Everything went white. I floated, disembodied, free from fear. Free from disgust. Free from violation. I was in a pool of warm, white mercury flowing in lazy currents around formless porcelain and glass. It was heaven.

The world returned with a gentle shudder. The carcass of the goat was on the floor, its ropes and tubes deftly manipulating the erogenous zones of my four captors. All animosity I felt for them was gone. All indignity had evaporated. I tried to move my arms and realized I’d been untied. Legs, too. I stretched and watched the spectacle in front of me without any sense of revulsion.

A tube branched off and approached my ear. “Do you consent?,” it whispered. The voice was soft and sexless. Seductive. I hesitated as a remaining pang of concern shot through me. What did all this mean? What was happening? The questions were endless, but the sensation was undeniable. It was the feeling of newness – of blushing, virgin uncertainty.

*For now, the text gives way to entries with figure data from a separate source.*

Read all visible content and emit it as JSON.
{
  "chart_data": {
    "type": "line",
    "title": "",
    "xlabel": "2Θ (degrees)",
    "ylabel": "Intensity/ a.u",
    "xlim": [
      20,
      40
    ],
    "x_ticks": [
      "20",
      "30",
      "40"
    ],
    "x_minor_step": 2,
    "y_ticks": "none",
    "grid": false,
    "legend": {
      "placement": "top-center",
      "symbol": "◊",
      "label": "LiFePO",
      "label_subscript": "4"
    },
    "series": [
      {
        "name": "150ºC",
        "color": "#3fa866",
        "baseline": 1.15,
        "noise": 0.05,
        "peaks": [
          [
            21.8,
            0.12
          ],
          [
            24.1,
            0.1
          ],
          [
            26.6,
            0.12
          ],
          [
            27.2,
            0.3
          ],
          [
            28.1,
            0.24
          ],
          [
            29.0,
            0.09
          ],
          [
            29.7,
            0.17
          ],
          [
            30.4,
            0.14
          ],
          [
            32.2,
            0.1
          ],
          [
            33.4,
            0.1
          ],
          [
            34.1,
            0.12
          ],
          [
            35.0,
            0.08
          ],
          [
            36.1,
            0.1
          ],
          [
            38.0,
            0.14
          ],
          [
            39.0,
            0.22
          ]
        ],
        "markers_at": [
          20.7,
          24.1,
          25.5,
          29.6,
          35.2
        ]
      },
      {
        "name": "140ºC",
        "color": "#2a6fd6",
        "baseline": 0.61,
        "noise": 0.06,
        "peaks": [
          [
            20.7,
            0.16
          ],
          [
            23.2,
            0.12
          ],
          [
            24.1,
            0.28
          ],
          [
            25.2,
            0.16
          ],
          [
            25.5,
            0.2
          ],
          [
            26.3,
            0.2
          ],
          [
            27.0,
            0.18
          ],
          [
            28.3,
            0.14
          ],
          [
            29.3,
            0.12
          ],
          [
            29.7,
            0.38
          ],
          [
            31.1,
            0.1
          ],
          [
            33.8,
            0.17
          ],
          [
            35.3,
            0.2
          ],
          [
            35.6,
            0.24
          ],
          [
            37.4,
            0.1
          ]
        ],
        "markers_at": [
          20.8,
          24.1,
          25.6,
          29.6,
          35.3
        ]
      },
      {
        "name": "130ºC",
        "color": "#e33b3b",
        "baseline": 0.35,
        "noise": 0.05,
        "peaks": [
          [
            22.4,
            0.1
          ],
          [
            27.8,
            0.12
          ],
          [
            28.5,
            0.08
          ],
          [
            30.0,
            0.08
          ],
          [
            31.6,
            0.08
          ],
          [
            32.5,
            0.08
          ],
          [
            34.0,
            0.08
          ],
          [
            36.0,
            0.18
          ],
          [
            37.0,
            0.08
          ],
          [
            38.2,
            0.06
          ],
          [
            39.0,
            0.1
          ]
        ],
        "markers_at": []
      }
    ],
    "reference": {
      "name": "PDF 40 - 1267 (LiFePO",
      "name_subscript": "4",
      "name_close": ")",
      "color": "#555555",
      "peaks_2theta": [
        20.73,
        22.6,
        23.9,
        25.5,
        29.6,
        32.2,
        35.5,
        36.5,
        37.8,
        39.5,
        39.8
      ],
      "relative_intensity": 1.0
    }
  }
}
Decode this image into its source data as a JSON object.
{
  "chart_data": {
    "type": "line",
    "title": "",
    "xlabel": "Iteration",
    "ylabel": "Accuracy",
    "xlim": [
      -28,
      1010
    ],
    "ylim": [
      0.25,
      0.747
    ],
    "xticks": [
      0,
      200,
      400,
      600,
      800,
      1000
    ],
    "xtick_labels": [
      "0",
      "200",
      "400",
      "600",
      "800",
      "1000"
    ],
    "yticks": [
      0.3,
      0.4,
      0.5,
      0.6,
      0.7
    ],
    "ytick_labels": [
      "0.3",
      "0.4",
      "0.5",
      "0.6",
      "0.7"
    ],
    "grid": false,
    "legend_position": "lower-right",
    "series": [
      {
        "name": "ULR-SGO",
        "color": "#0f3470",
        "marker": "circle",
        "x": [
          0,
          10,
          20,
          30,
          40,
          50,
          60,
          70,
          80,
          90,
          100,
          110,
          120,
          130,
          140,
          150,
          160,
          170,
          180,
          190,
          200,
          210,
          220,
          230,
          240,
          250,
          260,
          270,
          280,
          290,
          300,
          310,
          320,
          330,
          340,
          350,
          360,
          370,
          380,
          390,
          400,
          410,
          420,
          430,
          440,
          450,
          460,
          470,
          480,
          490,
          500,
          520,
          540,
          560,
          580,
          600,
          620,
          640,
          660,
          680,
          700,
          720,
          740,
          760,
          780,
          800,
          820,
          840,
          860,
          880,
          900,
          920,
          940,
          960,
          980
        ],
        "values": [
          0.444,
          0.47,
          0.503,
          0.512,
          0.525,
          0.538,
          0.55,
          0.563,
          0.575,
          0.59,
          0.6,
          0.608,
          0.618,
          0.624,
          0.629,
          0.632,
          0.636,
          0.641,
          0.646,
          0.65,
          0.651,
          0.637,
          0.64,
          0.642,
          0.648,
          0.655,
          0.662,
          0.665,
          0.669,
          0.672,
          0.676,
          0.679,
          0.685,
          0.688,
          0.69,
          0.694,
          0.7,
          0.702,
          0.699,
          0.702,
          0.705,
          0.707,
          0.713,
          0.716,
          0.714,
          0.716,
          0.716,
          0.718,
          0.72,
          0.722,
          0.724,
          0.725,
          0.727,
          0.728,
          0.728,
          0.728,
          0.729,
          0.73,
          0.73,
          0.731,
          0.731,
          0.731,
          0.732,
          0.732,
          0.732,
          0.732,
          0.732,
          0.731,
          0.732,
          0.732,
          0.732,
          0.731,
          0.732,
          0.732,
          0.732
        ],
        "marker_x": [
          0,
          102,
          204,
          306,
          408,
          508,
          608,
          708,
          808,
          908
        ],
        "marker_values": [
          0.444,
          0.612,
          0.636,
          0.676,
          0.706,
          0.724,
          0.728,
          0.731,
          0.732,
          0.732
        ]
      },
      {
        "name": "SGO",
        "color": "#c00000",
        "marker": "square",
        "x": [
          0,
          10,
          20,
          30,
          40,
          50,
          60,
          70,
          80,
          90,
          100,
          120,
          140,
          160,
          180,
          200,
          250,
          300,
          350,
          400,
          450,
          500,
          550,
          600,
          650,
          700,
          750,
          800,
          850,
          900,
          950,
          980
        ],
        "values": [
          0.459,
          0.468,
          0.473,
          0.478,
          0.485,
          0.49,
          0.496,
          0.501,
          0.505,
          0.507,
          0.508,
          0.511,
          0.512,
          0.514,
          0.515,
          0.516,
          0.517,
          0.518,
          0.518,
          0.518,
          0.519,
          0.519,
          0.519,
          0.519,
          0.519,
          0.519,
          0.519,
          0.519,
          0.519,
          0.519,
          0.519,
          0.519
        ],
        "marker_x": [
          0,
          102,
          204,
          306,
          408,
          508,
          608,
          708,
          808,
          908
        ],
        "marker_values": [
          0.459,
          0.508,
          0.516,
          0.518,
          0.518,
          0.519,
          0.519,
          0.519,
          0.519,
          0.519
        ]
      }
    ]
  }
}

I looked at my four friends and saw the expressions of boundless ecstasy on their faces.

The knotted, red rope was waiting patiently for my answer. Was this what I’d been searching for? To my right, Eileen shuddered as an orgasm passed through her. She looked more beautiful than anyone I’d ever seen. They all did. Each one-upping the beauty of the other with every passing glance. The tube twitched and I smiled.

“Yes,” I whispered. “I consent.” And I opened my mouth.